Maybe it depends on what the meaning of the word "wipe" is.
Hillary's "poker face" may not be enough to save her this time. With her lawyer's admission that the drive was wiped, she may be raising the stakes so high that she will be in big trouble if her bluff is called. She seems to be gambling that the FBI will not be able to retrieve the deleted contents of the drive. That ploy did not work very well for her husband's former vice president, Al Gore, when he attempted to delete e-mails showing that he had conducted illegal fundraising for the Clintons and the Democrat Party. Those e-mails were recovered, and though he did not face criminal charges over it, he did face public scrutiny.
Gore was able to avoid criminal charges — at least in part — because he had powerful allies in high places. Hillary may find that President Obama is not very willing to help her out of this mess. At least he has not done anything so far to help her.
As The New American reported Wednesday, there is little doubt that she did send classified e-mails over the server.
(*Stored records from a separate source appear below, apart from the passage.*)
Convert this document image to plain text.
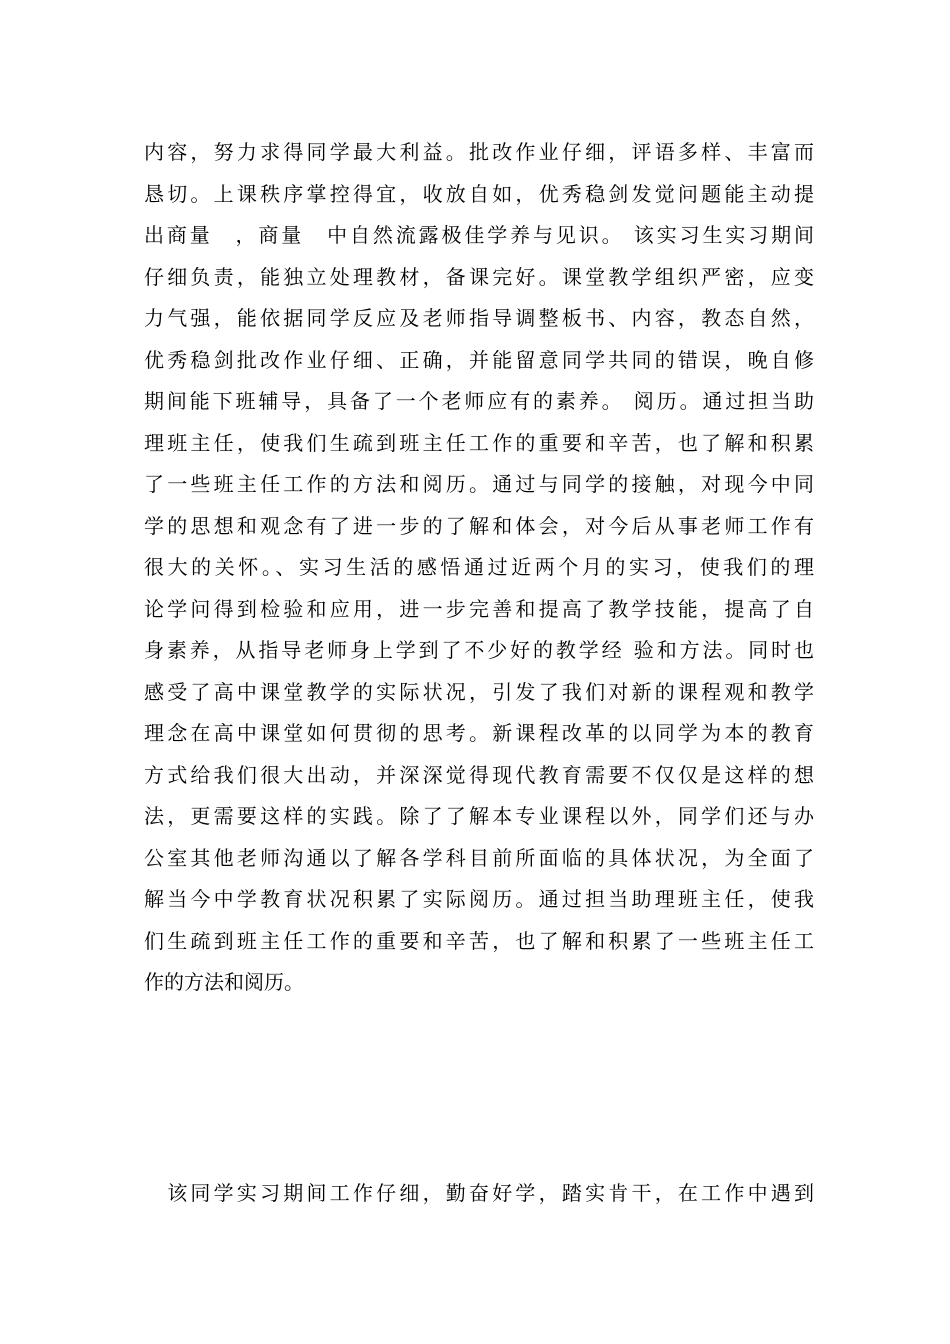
内容，努力求得同学最大利益。批改作业仔细，评语多样、丰富而
恳切。上课秩序掌控得宜，收放自如，优秀稳剑发觉问题能主动提
出商量　，商量　中自然流露极佳学养与见识。 该实习生实习期间
仔细负责，能独立处理教材，备课完好。课堂教学组织严密，应变
力气强，能依据同学反应及老师指导调整板书、内容，教态自然，
优秀稳剑批改作业仔细、正确，并能留意同学共同的错误，晚自修
期间能下班辅导，具备了一个老师应有的素养。 阅历。通过担当助
理班主任，使我们生疏到班主任工作的重要和辛苦，也了解和积累
了一些班主任工作的方法和阅历。通过与同学的接触，对现今中同
学的思想和观念有了进一步的了解和体会，对今后从事老师工作有
很大的关怀。、实习生活的感悟通过近两个月的实习，使我们的理
论学问得到检验和应用，进一步完善和提高了教学技能，提高了自
身素养，从指导老师身上学到了不少好的教学经 验和方法。同时也
感受了高中课堂教学的实际状况，引发了我们对新的课程观和教学
理念在高中课堂如何贯彻的思考。新课程改革的以同学为本的教育
方式给我们很大出动，并深深觉得现代教育需要不仅仅是这样的想
法，更需要这样的实践。除了了解本专业课程以外，同学们还与办
公室其他老师沟通以了解各学科目前所面临的具体状况，为全面了
解当今中学教育状况积累了实际阅历。通过担当助理班主任，使我
们生疏到班主任工作的重要和辛苦，也了解和积累了一些班主任工
作的方法和阅历。
　该同学实习期间工作仔细，勤奋好学，踏实肯干，在工作中遇到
From that article:
Before turning over the server, Clinton turned over a USB thumb drive containing samples of the e-mails stored on the server. Charles McCullough, inspector general for the intelligence community, told Congress last week that of the 30,000 e-mails on the USB drive, 40 of them were randomly selected for the purposes of seeing whether they contained sensitive information. Of those 40, two contained information classified as "Top Secret/Sensitive Compartmented Information." Doing the math, McCullough estimates there could be hundreds of e-mails on Clinton's server that were "Top Secret."
Hillary Clinton may have hundreds of good reasons for wanting to hinder this investigation by wiping the server.
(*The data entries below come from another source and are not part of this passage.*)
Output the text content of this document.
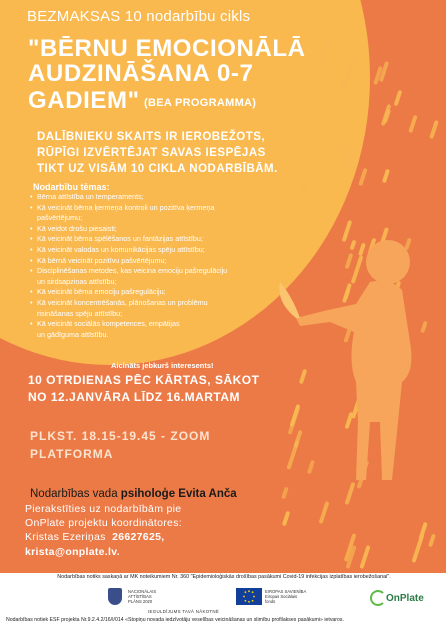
BEZMAKSAS 10 nodarbību cikls
"BĒRNU EMOCIONĀLĀ
AUDZINĀŠANA 0-7
GADIEM" (BEA PROGRAMMA)
DALĪBNIEKU SKAITS IR IEROBEŽOTS,
RŪPĪGI IZVĒRTĒJAT SAVAS IESPĒJAS
TIKT UZ VISĀM 10 CIKLA NODARBĪBĀM.
Nodarbību tēmas:
• Bērna attīstība un temperaments;
• Kā veicināt bērna ķermeņa kontroli un pozitīva ķermeņa
pašvērtējumu;
• Kā veidot drošu piesaisti;
• Kā veicināt bērna spēlēšanos un fantāzijas attīstību;
• Kā veicināt valodas un komunikācijas spēju attīstību;
• Kā bērnā veicināt pozitīvu pašvērtējumu;
• Disciplinēšanas metodes, kas veicina emociju pašregulāciju
un sirdsapziņas attīstību;
• Kā veicināt bērna emociju pašregulāciju;
• Kā veicināt koncentrēšanās, plānošanas un problēmu
risināšanas spēju attīstību;
• Kā veicināt sociālās kompetences, empātijas
un gādīguma attīstību.
Aicināts jebkurš interesents!
10 OTRDIENAS PĒC KĀRTAS, SĀKOT
NO 12.JANVĀRA LĪDZ 16.MARTAM
PLKST. 18.15-19.45 - ZOOM
PLATFORMA
Nodarbības vada psiholoģe Evita Anča
Pierakstīties uz nodarbībām pie
OnPlate projektu koordinātores:
Kristas Ezeriņas 26627625,
krista@onplate.lv.
Nodarbības notiks saskaņā ar MK noteikumiem Nr. 360 "Epidemioloģiskās drošības pasākumi Covid-19 infekcijas izplatības ierobežošanai".
NACIONĀLAIS
ATTĪSTĪBAS
PLĀNS 2020
EIROPAS SAVIENĪBA
Eiropas Sociālais
fonds
IEGULDĪJUMS TAVĀ NĀKOTNĒ
OnPlate
Nodarbības notiek ESF projekta Nr.9.2.4.2/16/I/014 «Stopiņu novada iedzīvotāju veselības veicināšanas un slimību profilakses pasākumi» ietvaros.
With her obvious knowledge that the contents of the drive were deleted, Clinton has been coy in her statements to reporters. On Tuesday, she told reporters, "We have turned over the server. They [FBI investigators] can do whatever they want to with the server to figure out what's there or what's not there." She need not doubt on that account. The FBI will do all in its very powerful abilities to "figure out what's there or what's not there."
The Washington Times reports that "the FBI is conducting a criminal probe and the bureau is 'optimistic' it can retrieve the wiped data," adding that the FBI will also investigate whether "she may have had a second server," and that "her top aides — Huma Abedin, Cheryl Mills, and Jake Sullivan — are now also in investigators' sights."
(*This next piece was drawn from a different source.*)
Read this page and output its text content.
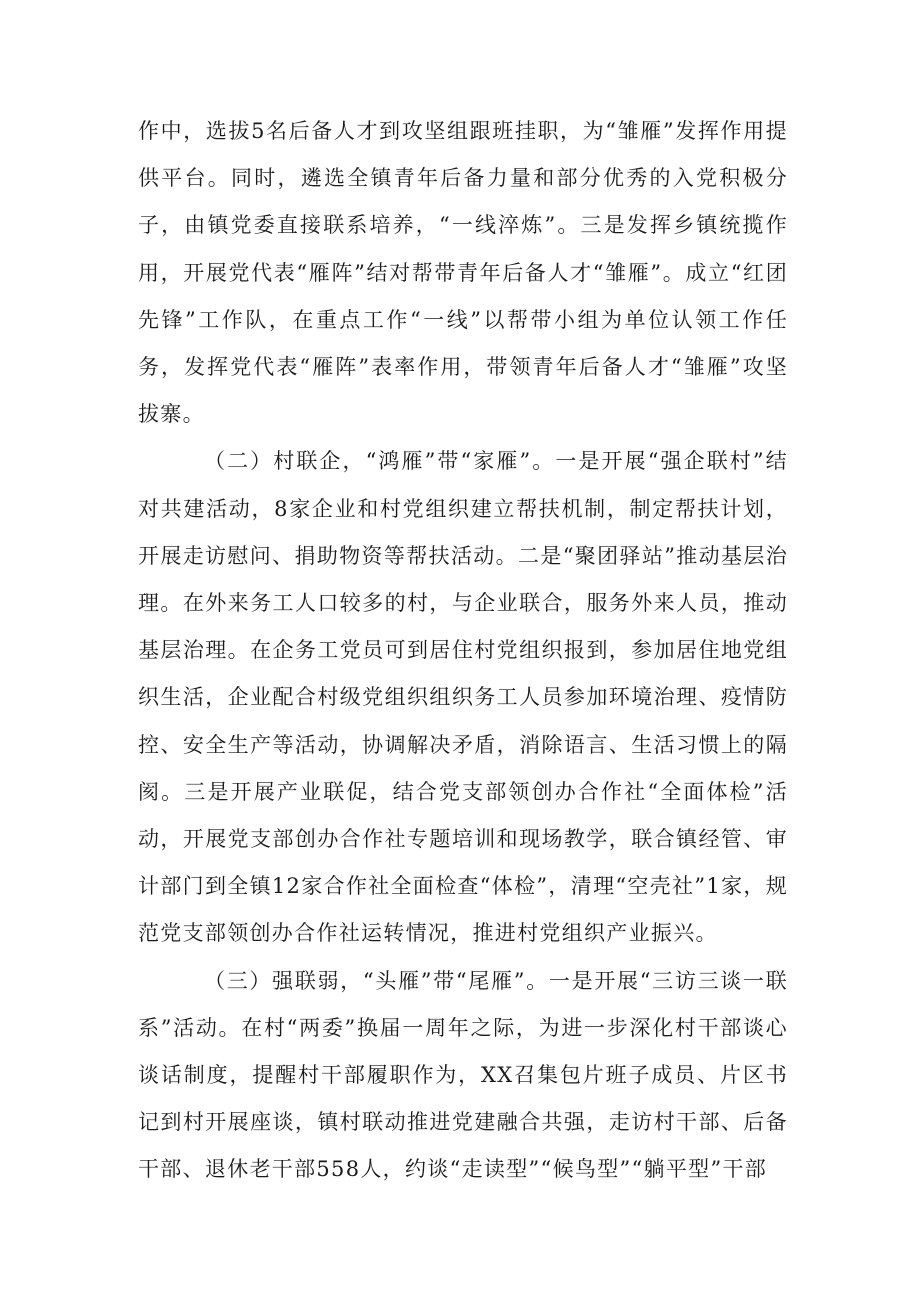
作中，选拔5名后备人才到攻坚组跟班挂职，为“雏雁”发挥作用提供平台。同时，遴选全镇青年后备力量和部分优秀的入党积极分子，由镇党委直接联系培养，“一线淬炼”。三是发挥乡镇统揽作用，开展党代表“雁阵”结对帮带青年后备人才“雏雁”。成立“红团先锋”工作队，在重点工作“一线”以帮带小组为单位认领工作任务，发挥党代表“雁阵”表率作用，带领青年后备人才“雏雁”攻坚拔寨。

（二）村联企，“鸿雁”带“家雁”。一是开展“强企联村”结对共建活动，8家企业和村党组织建立帮扶机制，制定帮扶计划，开展走访慰问、捐助物资等帮扶活动。二是“聚团驿站”推动基层治理。在外来务工人口较多的村，与企业联合，服务外来人员，推动基层治理。在企务工党员可到居住村党组织报到，参加居住地党组织生活，企业配合村级党组织组织务工人员参加环境治理、疫情防控、安全生产等活动，协调解决矛盾，消除语言、生活习惯上的隔阂。三是开展产业联促，结合党支部领创办合作社“全面体检”活动，开展党支部创办合作社专题培训和现场教学，联合镇经管、审计部门到全镇12家合作社全面检查“体检”，清理“空壳社”1家，规范党支部领创办合作社运转情况，推进村党组织产业振兴。

（三）强联弱，“头雁”带“尾雁”。一是开展“三访三谈一联系”活动。在村“两委”换届一周年之际，为进一步深化村干部谈心谈话制度，提醒村干部履职作为，XX召集包片班子成员、片区书记到村开展座谈，镇村联动推进党建融合共强，走访村干部、后备干部、退休老干部558人，约谈“走读型”“候鸟型”“躺平型”干部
If that data is retrieved and shows what is almost certain — that Hillary did send classified information via her unsecured private account — she may be charged with some very serious crimes. According to a report by the Washington Free Beacon, she could be charged with violating 18 USC Sec. 1924, "which outlaws the unauthorized removal and storage of classified information. Penalties can include fines and imprisonment for up to one year." She could also find herself facing charges for running afoul of 18 USC Sec. 793. The Beacon says, "That law covers national defense information and people who misuse it to injure the United States or benefit a foreign power. Those convicted of violating that law face fines and up to 10 years in prison."
Add to that that she has destroyed evidence in a criminal investigation, and Hillary Clinton may face charges for obstruction of justice. It looks as though she has more to worry about than her political career. While all of this will almost certainly hurt her bid for the Democratic nomination, it may even give her yet one more new title: inmate.